Continuing, Sergio says “I feel optimistic about HIV research because I never thought I’d be at this point – I always thought it’d be one of these diseases like cancer – but we have made headway! In my life – I’ve seen it! I was part of the first generation of people with HIV/AIDS that was able to construct a lifeboat and we put people in the lifeboat – a lot of my other friends never made it to that lifeboat…”

It has been a challenge, and he has had to seek emotional and medical support over the last 33 years in order to be where he is today. A couple of years ago, he found himself newly “alone and depressed” after family members and more close friends passed.

“I would just take my meds and stay in the house,” he says.

“Today I’m thinking “OMG!” The possibilities of getting to 73 are really there!”

A friend took note and connected him to the Shanti Project in San Francisco, where he joined The LGBTQ Aging & Abilities Support Network (LAASN), which was “created in 2016 to respond to the growing population of LGBTQ seniors and a greater demand for support services.”

There, he was matched with a younger volunteer – who is now a therapist – with whom he could spend time, converse, and connect.
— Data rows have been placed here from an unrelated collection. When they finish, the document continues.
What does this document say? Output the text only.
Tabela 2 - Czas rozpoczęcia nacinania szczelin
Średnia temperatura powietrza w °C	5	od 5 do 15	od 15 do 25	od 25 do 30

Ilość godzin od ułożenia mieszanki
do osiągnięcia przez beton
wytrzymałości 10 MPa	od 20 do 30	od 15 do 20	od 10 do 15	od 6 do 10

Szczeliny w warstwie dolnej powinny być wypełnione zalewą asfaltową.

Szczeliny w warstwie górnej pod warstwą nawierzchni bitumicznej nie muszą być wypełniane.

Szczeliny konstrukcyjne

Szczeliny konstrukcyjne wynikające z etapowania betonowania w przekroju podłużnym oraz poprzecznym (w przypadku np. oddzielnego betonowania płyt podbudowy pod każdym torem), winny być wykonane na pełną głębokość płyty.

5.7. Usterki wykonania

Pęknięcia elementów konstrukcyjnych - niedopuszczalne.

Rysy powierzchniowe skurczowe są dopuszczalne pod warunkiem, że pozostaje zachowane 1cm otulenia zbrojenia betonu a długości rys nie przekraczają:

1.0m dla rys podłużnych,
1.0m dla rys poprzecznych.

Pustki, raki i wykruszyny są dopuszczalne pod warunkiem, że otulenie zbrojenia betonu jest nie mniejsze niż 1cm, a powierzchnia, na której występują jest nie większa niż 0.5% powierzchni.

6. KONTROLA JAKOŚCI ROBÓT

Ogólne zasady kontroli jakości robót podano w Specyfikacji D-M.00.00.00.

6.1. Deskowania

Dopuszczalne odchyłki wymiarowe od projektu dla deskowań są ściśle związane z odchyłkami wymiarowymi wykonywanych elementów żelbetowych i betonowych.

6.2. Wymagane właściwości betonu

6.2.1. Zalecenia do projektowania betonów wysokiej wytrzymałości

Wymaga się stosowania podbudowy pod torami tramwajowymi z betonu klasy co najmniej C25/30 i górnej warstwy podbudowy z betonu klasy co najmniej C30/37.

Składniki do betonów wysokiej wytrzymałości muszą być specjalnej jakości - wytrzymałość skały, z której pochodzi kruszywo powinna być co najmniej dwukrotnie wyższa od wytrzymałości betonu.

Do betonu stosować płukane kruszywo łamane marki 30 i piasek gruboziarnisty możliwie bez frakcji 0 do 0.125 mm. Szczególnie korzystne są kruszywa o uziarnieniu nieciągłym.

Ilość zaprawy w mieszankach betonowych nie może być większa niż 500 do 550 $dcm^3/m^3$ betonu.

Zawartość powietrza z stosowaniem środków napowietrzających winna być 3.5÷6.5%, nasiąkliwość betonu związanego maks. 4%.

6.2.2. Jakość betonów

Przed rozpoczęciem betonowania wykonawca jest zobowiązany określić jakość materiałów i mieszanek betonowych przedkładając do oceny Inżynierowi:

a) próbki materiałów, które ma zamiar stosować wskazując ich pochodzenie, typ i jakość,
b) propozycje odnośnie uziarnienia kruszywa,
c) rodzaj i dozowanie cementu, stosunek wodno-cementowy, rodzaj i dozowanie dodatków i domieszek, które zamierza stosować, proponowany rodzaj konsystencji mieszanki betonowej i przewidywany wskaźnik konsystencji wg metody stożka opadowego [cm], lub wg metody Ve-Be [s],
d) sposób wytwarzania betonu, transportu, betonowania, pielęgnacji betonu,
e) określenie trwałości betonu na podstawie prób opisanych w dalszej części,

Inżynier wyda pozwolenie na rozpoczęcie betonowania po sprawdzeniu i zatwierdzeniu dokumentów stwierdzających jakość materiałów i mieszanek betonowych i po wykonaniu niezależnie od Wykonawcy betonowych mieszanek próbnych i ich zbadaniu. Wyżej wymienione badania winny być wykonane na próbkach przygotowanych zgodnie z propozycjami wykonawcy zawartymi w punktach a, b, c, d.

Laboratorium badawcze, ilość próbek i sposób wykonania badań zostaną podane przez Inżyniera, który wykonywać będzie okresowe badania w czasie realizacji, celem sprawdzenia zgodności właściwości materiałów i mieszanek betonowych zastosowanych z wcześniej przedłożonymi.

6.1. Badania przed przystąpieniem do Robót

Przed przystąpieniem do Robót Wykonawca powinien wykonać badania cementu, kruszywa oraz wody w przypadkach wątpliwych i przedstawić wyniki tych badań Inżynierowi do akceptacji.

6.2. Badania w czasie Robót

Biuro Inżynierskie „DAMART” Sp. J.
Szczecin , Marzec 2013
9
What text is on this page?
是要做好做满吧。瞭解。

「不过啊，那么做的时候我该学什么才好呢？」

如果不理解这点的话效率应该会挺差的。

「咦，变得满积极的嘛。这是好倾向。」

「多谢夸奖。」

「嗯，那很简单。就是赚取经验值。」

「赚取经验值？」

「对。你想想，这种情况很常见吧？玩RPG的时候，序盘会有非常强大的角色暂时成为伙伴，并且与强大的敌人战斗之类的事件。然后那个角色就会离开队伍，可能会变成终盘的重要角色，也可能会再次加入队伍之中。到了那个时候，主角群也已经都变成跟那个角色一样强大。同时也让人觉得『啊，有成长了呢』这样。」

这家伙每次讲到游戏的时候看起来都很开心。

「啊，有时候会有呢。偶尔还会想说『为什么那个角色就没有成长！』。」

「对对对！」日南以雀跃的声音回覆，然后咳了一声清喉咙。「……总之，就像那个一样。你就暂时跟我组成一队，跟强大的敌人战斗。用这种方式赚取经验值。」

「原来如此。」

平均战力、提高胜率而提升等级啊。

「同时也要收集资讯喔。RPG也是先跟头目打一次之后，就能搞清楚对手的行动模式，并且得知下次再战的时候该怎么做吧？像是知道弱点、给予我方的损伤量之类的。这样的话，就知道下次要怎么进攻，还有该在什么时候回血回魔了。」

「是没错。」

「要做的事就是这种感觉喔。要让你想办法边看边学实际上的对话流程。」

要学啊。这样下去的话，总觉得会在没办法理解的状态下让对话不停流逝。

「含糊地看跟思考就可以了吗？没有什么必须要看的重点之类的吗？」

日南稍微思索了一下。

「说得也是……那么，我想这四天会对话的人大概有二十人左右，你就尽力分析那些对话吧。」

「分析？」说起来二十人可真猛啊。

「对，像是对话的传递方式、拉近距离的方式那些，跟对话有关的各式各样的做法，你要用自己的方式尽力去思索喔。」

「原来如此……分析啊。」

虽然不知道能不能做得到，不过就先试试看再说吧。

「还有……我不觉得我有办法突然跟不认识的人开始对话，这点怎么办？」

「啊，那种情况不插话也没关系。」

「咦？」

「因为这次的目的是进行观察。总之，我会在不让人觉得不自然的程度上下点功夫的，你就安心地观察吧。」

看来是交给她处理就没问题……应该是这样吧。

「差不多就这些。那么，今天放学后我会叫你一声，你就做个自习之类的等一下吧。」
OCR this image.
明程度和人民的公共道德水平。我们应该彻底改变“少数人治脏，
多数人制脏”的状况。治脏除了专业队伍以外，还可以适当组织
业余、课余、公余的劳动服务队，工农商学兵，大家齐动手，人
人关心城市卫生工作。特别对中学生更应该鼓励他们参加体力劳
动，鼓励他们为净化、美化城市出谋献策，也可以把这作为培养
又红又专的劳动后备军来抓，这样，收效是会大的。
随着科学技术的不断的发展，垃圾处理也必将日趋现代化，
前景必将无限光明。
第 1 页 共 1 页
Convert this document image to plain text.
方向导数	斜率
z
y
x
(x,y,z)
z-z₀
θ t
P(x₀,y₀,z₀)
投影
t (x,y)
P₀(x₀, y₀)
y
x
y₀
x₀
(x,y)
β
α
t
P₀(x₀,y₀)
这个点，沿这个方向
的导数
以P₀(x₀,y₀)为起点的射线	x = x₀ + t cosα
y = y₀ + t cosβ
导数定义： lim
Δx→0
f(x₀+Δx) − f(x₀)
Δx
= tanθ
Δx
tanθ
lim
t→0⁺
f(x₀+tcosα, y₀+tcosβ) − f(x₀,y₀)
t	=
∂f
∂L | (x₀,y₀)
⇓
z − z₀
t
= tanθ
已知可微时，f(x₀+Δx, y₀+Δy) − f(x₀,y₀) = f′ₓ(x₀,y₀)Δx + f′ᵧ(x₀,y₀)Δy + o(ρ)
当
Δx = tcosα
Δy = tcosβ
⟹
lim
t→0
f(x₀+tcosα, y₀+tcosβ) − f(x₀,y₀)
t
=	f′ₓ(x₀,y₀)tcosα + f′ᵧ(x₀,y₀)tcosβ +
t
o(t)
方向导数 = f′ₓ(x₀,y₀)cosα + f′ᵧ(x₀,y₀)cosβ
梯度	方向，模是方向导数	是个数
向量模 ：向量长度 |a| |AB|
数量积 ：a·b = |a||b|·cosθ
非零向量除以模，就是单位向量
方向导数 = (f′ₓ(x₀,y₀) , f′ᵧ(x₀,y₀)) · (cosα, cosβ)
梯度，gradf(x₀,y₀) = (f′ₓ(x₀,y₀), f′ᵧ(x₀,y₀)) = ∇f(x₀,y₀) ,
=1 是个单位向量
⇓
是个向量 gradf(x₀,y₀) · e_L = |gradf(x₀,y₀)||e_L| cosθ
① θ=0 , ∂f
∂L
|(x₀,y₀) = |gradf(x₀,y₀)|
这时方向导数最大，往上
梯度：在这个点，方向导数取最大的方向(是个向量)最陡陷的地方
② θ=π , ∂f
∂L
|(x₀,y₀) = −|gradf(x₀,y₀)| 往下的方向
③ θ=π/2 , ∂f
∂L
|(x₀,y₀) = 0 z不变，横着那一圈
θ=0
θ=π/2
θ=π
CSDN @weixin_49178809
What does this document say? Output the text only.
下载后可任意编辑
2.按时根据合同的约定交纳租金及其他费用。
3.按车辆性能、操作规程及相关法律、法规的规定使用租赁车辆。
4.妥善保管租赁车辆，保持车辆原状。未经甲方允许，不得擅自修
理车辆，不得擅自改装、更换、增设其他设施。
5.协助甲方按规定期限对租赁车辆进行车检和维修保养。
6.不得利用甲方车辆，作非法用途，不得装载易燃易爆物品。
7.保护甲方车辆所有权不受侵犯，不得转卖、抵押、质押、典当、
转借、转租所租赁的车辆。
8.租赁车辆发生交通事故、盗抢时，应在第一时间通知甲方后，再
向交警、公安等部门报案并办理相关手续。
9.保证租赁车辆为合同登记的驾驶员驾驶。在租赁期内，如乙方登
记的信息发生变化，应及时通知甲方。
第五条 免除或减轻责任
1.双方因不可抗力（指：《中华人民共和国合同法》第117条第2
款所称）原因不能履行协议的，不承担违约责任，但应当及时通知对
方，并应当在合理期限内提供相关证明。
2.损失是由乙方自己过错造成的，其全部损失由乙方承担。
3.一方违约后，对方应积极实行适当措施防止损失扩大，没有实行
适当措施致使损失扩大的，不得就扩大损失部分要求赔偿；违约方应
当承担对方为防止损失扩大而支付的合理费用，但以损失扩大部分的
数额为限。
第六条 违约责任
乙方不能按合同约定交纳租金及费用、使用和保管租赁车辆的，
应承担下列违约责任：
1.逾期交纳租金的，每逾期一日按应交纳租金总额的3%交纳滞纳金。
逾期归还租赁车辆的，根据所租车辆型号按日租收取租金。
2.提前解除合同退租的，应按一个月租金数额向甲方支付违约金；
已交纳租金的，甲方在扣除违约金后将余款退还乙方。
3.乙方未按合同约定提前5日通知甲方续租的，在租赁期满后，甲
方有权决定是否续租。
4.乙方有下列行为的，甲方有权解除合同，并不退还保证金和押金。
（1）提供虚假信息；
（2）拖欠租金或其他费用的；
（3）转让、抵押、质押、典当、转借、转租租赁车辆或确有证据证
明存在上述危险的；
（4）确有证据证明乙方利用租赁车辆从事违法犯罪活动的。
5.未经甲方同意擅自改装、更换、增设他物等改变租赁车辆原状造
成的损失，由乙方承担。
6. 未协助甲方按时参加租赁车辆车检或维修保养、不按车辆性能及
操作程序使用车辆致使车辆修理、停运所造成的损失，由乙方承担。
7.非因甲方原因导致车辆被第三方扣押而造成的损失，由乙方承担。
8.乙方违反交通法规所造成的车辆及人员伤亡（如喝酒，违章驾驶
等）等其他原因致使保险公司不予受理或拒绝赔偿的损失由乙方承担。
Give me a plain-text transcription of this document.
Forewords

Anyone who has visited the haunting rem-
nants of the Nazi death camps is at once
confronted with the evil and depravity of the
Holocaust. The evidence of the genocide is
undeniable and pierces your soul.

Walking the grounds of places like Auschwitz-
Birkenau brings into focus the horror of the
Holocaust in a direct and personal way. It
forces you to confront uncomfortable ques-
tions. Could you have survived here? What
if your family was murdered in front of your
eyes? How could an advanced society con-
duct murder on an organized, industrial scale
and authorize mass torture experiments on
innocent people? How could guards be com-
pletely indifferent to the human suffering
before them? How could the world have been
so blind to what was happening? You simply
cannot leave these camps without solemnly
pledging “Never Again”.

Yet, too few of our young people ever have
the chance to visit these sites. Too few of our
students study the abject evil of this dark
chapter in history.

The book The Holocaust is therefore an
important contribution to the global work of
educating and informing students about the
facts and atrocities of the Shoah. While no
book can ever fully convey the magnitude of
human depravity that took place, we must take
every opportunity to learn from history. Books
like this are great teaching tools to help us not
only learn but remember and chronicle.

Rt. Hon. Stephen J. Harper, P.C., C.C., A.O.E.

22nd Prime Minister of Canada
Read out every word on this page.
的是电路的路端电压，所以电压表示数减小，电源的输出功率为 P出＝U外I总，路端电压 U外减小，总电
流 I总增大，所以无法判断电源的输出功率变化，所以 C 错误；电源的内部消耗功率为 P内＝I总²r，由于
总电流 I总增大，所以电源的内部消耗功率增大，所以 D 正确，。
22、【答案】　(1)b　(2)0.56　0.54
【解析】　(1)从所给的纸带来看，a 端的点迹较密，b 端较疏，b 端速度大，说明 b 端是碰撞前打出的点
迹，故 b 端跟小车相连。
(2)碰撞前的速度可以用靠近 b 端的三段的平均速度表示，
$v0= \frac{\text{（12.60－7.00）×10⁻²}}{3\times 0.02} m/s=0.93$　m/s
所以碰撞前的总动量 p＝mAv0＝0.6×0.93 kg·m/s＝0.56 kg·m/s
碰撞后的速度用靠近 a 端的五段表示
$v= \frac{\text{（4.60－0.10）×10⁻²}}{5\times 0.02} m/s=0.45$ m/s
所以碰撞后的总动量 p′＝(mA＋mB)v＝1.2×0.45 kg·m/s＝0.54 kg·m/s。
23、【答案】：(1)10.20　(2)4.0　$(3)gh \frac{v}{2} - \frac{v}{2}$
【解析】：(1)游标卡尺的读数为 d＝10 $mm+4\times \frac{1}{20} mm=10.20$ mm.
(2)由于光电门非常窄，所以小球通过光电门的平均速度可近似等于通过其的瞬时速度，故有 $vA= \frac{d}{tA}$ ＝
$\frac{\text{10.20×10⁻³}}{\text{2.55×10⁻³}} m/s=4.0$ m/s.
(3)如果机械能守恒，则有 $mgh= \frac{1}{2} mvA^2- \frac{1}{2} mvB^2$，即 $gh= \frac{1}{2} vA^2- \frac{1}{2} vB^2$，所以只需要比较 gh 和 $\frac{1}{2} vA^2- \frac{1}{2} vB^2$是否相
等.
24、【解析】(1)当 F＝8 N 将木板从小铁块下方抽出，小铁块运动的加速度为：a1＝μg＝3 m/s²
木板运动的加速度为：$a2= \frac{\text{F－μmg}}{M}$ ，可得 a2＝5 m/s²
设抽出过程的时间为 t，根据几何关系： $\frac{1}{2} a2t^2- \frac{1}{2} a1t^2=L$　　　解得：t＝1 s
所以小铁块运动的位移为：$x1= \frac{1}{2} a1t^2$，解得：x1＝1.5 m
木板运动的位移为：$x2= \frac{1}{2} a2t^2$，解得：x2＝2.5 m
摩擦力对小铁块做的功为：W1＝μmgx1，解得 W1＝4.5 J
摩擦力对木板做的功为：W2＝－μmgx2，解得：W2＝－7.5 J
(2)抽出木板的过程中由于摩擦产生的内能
This emotional exchange and support network offered by Shanti opened up his world.

“I started to come out of my shell and began to meet people who, like me, were going through it – I wasn’t the only one. I love the connection between young and old at Shanti,” he says. “These programs [at Shanti] are so important,” he says. “I never knew just how important until I needed their help. I didn’t even know they existed – I didn’t know what they did or how they connected to me until it was time to, basically, ask for help. They are so important for our community – we really need them.”

Beyond emotional support, Sergio has noted the changes of getting older in a city like San Francisco.

“I’m an active person, so I always go for that challenge – no hill is going to stop me; nothing’s going to stop me. I am going to get to the top of that hill!”

“San Francisco is very hard to navigate alone,” he admits. “It’s even harder if you had a partner or family [because being] alone after having all this great loss is extremely difficult. I can see why people give up on life…they don’t know there is help out there and that others are going through this same things, they think they’re the only ones but they are not alone…I’m so grateful they [Shanti’s programs] are here in San Francisco because it is hard!”

Not to mention the actual hills of San Francisco, its general terrain, and the changing demographic landscape, of course. To the multitude of challenges San Francisco presents Sergio says “I’m an active person, so I always go for that challenge – no hill is going to stop me; nothing’s going to stop me. I am going to get to the top of that hill!”

“Today I’m thinking “OMG!” The possibilities of getting to 73 are really there! We are always changing, always metamorphosizing…I still feel like I’m 30, but when I look in the mirror I’m getting older.” The good news is “you never stop learning, you always start discovering new things you didn’t think you could enjoy.”